Overhook in plain English
An overhook is a simple idea with a lot of uses. If your arm wraps over and around your partner's arm, you start controlling how that side of their upper body can move. That can change posture, angle, and balance quickly.
For beginners, the main lesson is that the overhook is not just a place to squeeze. It becomes useful when it is combined with angle, posture, and some kind of plan for steering or slowing the other person.
An overhook is most useful when it turns loose contact into organized control.
What an overhook helps with
1
Trapping an arm
The arm becomes less free to post, swim back inside, or build stronger connection.
2
Changing posture
The overhook can pull the shoulder line out of position and make posture weaker.
3
Stopping inside control
It helps when the other person is trying to get underneath or dominate the clinch space.
4
Creating follow-up control
The overhook often connects to whizzers, guard attacks, and upper-body steering.
Related terms
These glossary pages explain the overhook's main neighbors in class language:
Overhook versus underhook language
Beginners often hear overhook and underhook together because they describe opposite directions of upper-body connection. The overhook goes over the arm. The underhook goes underneath it.

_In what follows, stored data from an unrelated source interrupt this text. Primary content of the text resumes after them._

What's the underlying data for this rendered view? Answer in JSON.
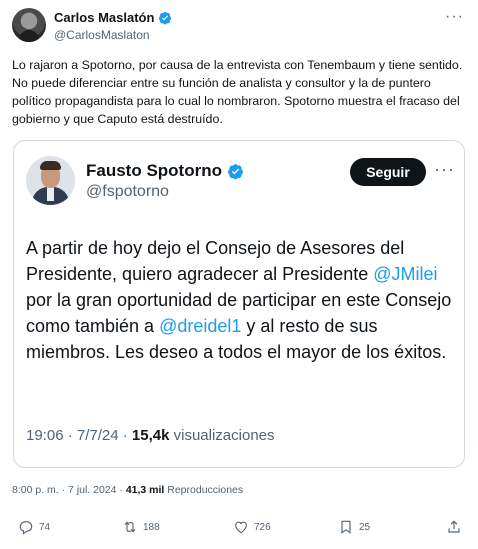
{
  "author": {
    "name": "Carlos Maslatón",
    "handle": "@CarlosMaslaton",
    "more_label": "···"
  },
  "tweet_text": "Lo rajaron a Spotorno, por causa de la entrevista con Tenembaum y tiene sentido. No puede diferenciar entre su función de analista y consultor y la de puntero político propagandista para lo cual lo nombraron. Spotorno muestra el fracaso del gobierno y que Caputo está destruído.",
  "quoted": {
    "name": "Fausto Spotorno",
    "handle": "@fspotorno",
    "follow_label": "Seguir",
    "more_label": "···",
    "text_parts": {
      "p1": "A partir de hoy dejo el Consejo de Asesores del Presidente, quiero agradecer al Presidente ",
      "mention1": "@JMilei",
      "p2": "  por la gran oportunidad de participar en este Consejo como también a ",
      "mention2": "@dreidel1",
      "p3": " y al resto de sus miembros. Les deseo a todos el mayor de los éxitos."
    },
    "time": "19:06 · 7/7/24 · ",
    "views_count": "15,4k",
    "views_label": " visualizaciones"
  },
  "meta": {
    "datetime": "8:00 p. m. · 7 jul. 2024 · ",
    "views_count": "41,3 mil",
    "views_label": " Reproducciones"
  },
  "actions": {
    "replies": "74",
    "retweets": "188",
    "likes": "726",
    "bookmarks": "25"
  },
  "colors": {
    "accent": "#1d9bf0",
    "muted": "#536471",
    "text": "#0f1419",
    "border": "#cfd9de"
  }
}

That contrast helps students understand why pummeling and clinch battles matter so much. Small connection changes can completely change who is controlling the exchange.
FAQ
Is an overhook the same as a whizzer?
Not exactly. A whizzer is usually a stronger overhook-based control with more downward and rotational pressure, especially in takedown defense.
Where do beginners usually learn overhooks first?
Often in guard work, pummeling drills, and standing clinch exchanges where arm position matters a lot.
Does an overhook only work from standing?
No. It shows up standing and on the ground, especially in guard and half-guard style upper-body battles.